As I know, the acceleromter data in real world should be relatively lower than simulation data(such as gravity = 9.8m/s^2). Also, gyroscope data seems larger than real world.

For example, IMU data of in2laama dataset has such value. angular_velocity: x: 0.00448878901079 y: -0.00980123877525 z: 0.0122299427167 angular_velocity_covariance: [0.0004, 0.0, 0.0, 0.0, 0.0004, 0.0, 0.0, 0.0, 0.0004] linear_acceleration: x: 0.387243926525 y: -2.18475651741 z: 9.643907547 linear_acceleration_covariance: [0.0004, 0.0, 0.0, 0.0, 0.0004, 0.0, 0.0, 0.0, 0.0004]

Is the units of data used in code are not same with (acc : m/s^2, gyr : rad/s)?

[clegenti]

Hi

Sorry for the late answer, the notifications must have slipped through... You probably moved on since, but here is my answer.

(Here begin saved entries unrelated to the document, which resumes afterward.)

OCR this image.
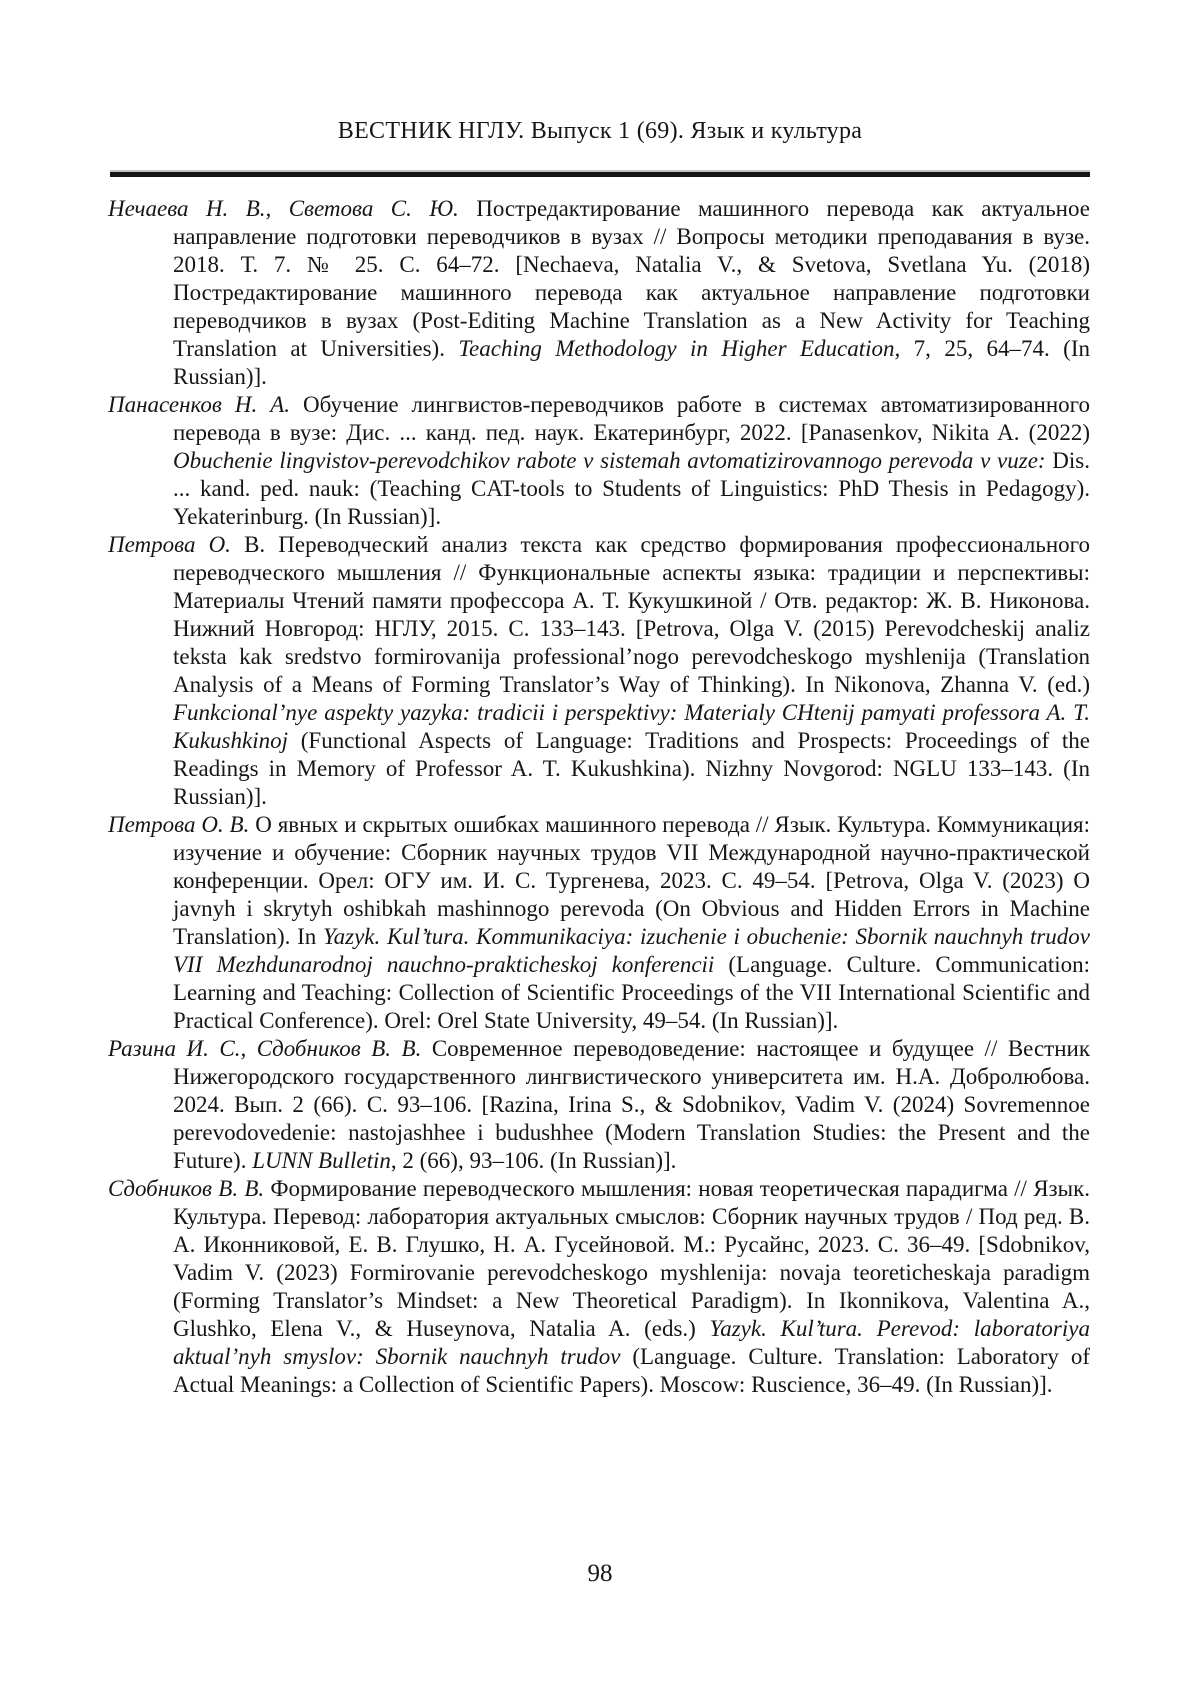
ВЕСТНИК НГЛУ. Выпуск 1 (69). Язык и культура

Нечаева Н. В., Светова С. Ю. Постредактирование машинного перевода как актуальное направление подготовки переводчиков в вузах // Вопросы методики преподавания в вузе. 2018. Т. 7. № 25. С. 64–72. [Nechaeva, Natalia V., & Svetova, Svetlana Yu. (2018) Постредактирование машинного перевода как актуальное направление подготовки переводчиков в вузах (Post-Editing Machine Translation as a New Activity for Teaching Translation at Universities). Teaching Methodology in Higher Education, 7, 25, 64–74. (In Russian)].

Панасенков Н. А. Обучение лингвистов-переводчиков работе в системах автоматизированного перевода в вузе: Дис. ... канд. пед. наук. Екатеринбург, 2022. [Panasenkov, Nikita A. (2022) Obuchenie lingvistov-perevodchikov rabote v sistemah avtomatizirovannogo perevoda v vuze: Dis. ... kand. ped. nauk: (Teaching CAT-tools to Students of Linguistics: PhD Thesis in Pedagogy). Yekaterinburg. (In Russian)].

Петрова О. В. Переводческий анализ текста как средство формирования профессионального переводческого мышления // Функциональные аспекты языка: традиции и перспективы: Материалы Чтений памяти профессора А. Т. Кукушкиной / Отв. редактор: Ж. В. Никонова. Нижний Новгород: НГЛУ, 2015. С. 133–143. [Petrova, Olga V. (2015) Perevodcheskij analiz teksta kak sredstvo formirovanija professional’nogo perevodcheskogo myshlenija (Translation Analysis of a Means of Forming Translator’s Way of Thinking). In Nikonova, Zhanna V. (ed.) Funkcional’nye aspekty yazyka: tradicii i perspektivy: Materialy CHtenij pamyati professora A. T. Kukushkinoj (Functional Aspects of Language: Traditions and Prospects: Proceedings of the Readings in Memory of Professor A. T. Kukushkina). Nizhny Novgorod: NGLU 133–143. (In Russian)].

Петрова О. В. О явных и скрытых ошибках машинного перевода // Язык. Культура. Коммуникация: изучение и обучение: Сборник научных трудов VII Международной научно-практической конференции. Орел: ОГУ им. И. С. Тургенева, 2023. С. 49–54. [Petrova, Olga V. (2023) O javnyh i skrytyh oshibkah mashinnogo perevoda (On Obvious and Hidden Errors in Machine Translation). In Yazyk. Kul’tura. Kommunikaciya: izuchenie i obuchenie: Sbornik nauchnyh trudov VII Mezhdunarodnoj nauchno-prakticheskoj konferencii (Language. Culture. Communication: Learning and Teaching: Collection of Scientific Proceedings of the VII International Scientific and Practical Conference). Orel: Orel State University, 49–54. (In Russian)].

Разина И. С., Сдобников В. В. Современное переводоведение: настоящее и будущее // Вестник Нижегородского государственного лингвистического университета им. Н.А. Добролюбова. 2024. Вып. 2 (66). С. 93–106. [Razina, Irina S., & Sdobnikov, Vadim V. (2024) Sovremennoe perevodovedenie: nastojashhee i budushhee (Modern Translation Studies: the Present and the Future). LUNN Bulletin, 2 (66), 93–106. (In Russian)].

Сдобников В. В. Формирование переводческого мышления: новая теоретическая парадигма // Язык. Культура. Перевод: лаборатория актуальных смыслов: Сборник научных трудов / Под ред. В. А. Иконниковой, Е. В. Глушко, Н. А. Гусейновой. М.: Русайнс, 2023. С. 36–49. [Sdobnikov, Vadim V. (2023) Formirovanie perevodcheskogo myshlenija: novaja teoreticheskaja paradigm (Forming Translator’s Mindset: a New Theoretical Paradigm). In Ikonnikova, Valentina A., Glushko, Elena V., & Huseynova, Natalia A. (eds.) Yazyk. Kul’tura. Perevod: laboratoriya aktual’nyh smyslov: Sbornik nauchnyh trudov (Language. Culture. Translation: Laboratory of Actual Meanings: a Collection of Scientific Papers). Moscow: Ruscience, 36–49. (In Russian)].

98
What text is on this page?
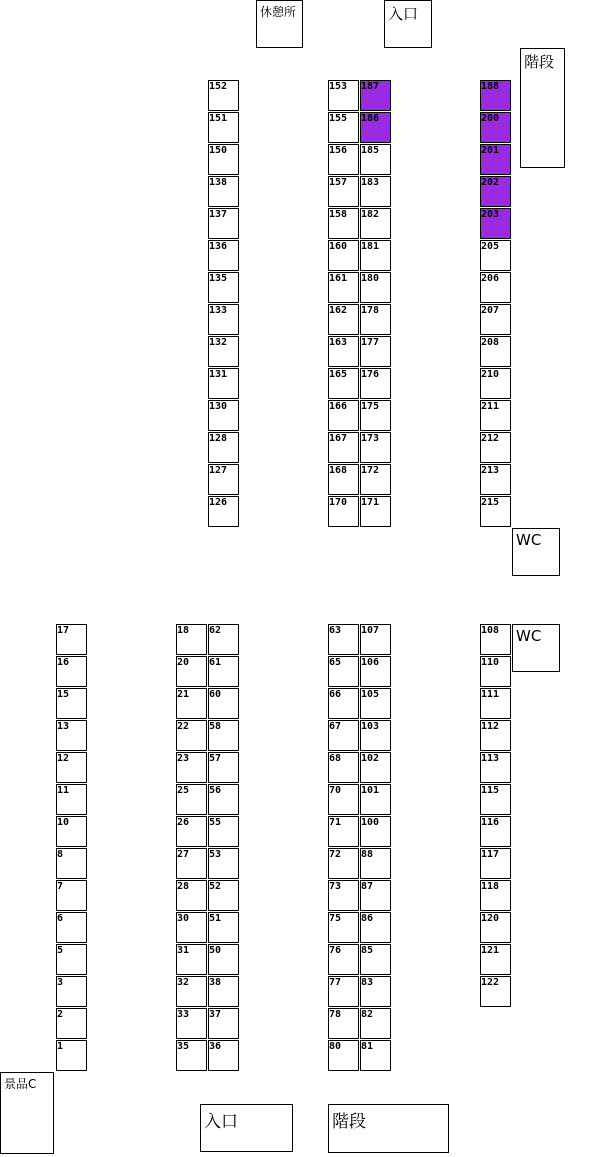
休憩所	入口
階段
WC
WC
景品C
入口	階段
152
151
150
138
137
136
135
133
132
131
130
128
127
126
153
155
156
157
158
160
161
162
163
165
166
167
168
170
187
186
185
183
182
181
180
178
177
176
175
173
172
171
188
200
201
202
203
205
206
207
208
210
211
212
213
215
17
16
15
13
12
11
10
8
7
6
5
3
2
1
18
20
21
22
23
25
26
27
28
30
31
32
33
35
62
61
60
58
57
56
55
53
52
51
50
38
37
36
63
65
66
67
68
70
71
72
73
75
76
77
78
80
107
106
105
103
102
101
100
88
87
86
85
83
82
81
108
110
111
112
113
115
116
117
118
120
121
122
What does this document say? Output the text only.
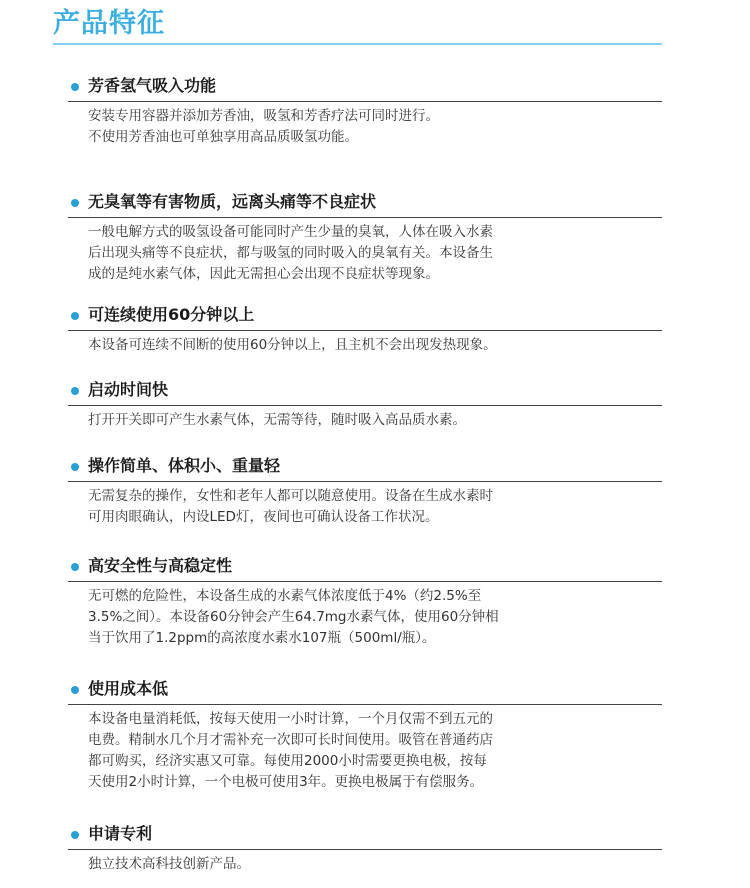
产品特征
芳香氢气吸入功能

安装专用容器并添加芳香油，吸氢和芳香疗法可同时进行。
不使用芳香油也可单独享用高品质吸氢功能。

无臭氧等有害物质，远离头痛等不良症状

一般电解方式的吸氢设备可能同时产生少量的臭氧，人体在吸入水素
后出现头痛等不良症状，都与吸氢的同时吸入的臭氧有关。本设备生
成的是纯水素气体，因此无需担心会出现不良症状等现象。

可连续使用60分钟以上

本设备可连续不间断的使用60分钟以上，且主机不会出现发热现象。

启动时间快

打开开关即可产生水素气体，无需等待，随时吸入高品质水素。

操作简单、体积小、重量轻

无需复杂的操作，女性和老年人都可以随意使用。设备在生成水素时
可用肉眼确认，内设LED灯，夜间也可确认设备工作状况。

高安全性与高稳定性

无可燃的危险性，本设备生成的水素气体浓度低于4%（约2.5%至
3.5%之间）。本设备60分钟会产生64.7mg水素气体，使用60分钟相
当于饮用了1.2ppm的高浓度水素水107瓶（500ml/瓶）。

使用成本低

本设备电量消耗低，按每天使用一小时计算，一个月仅需不到五元的
电费。精制水几个月才需补充一次即可长时间使用。吸管在普通药店
都可购买，经济实惠又可靠。每使用2000小时需要更换电极，按每
天使用2小时计算，一个电极可使用3年。更换电极属于有偿服务。

申请专利

独立技术高科技创新产品。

Regarding the biases, from the snippet of code you provided, it seems that you are not actually correcting post-integration for the biases. The "prior feature" is not correcting, it is basically just removing whatever given value from the raw IMU data. To correct for your specific bias you need to do something like

preint_corrected.delta_R = preint.delta_R * celib::ExpMap(preint.d_delta_R_d_bw * (-bias_vec));
preint_corrected.delta_v = preint.delta_v + (preint.d_delta_v_d_bw * (-bias_vec));
preint_corrected.delta_p = preint.delta_p + (preint.d_delta_p_d_bw * (-bias_vec));

Regarding the values of acceleration, these numbers are indeed quite high. This is to show that even in extremely aggressive motion our method still performs well (less on the accelerometer but high angular velocities are common with handheld devices). You can easily change the parameters of the motion sines to reflect better your target application in sensor_input/imu_simulator.cpp.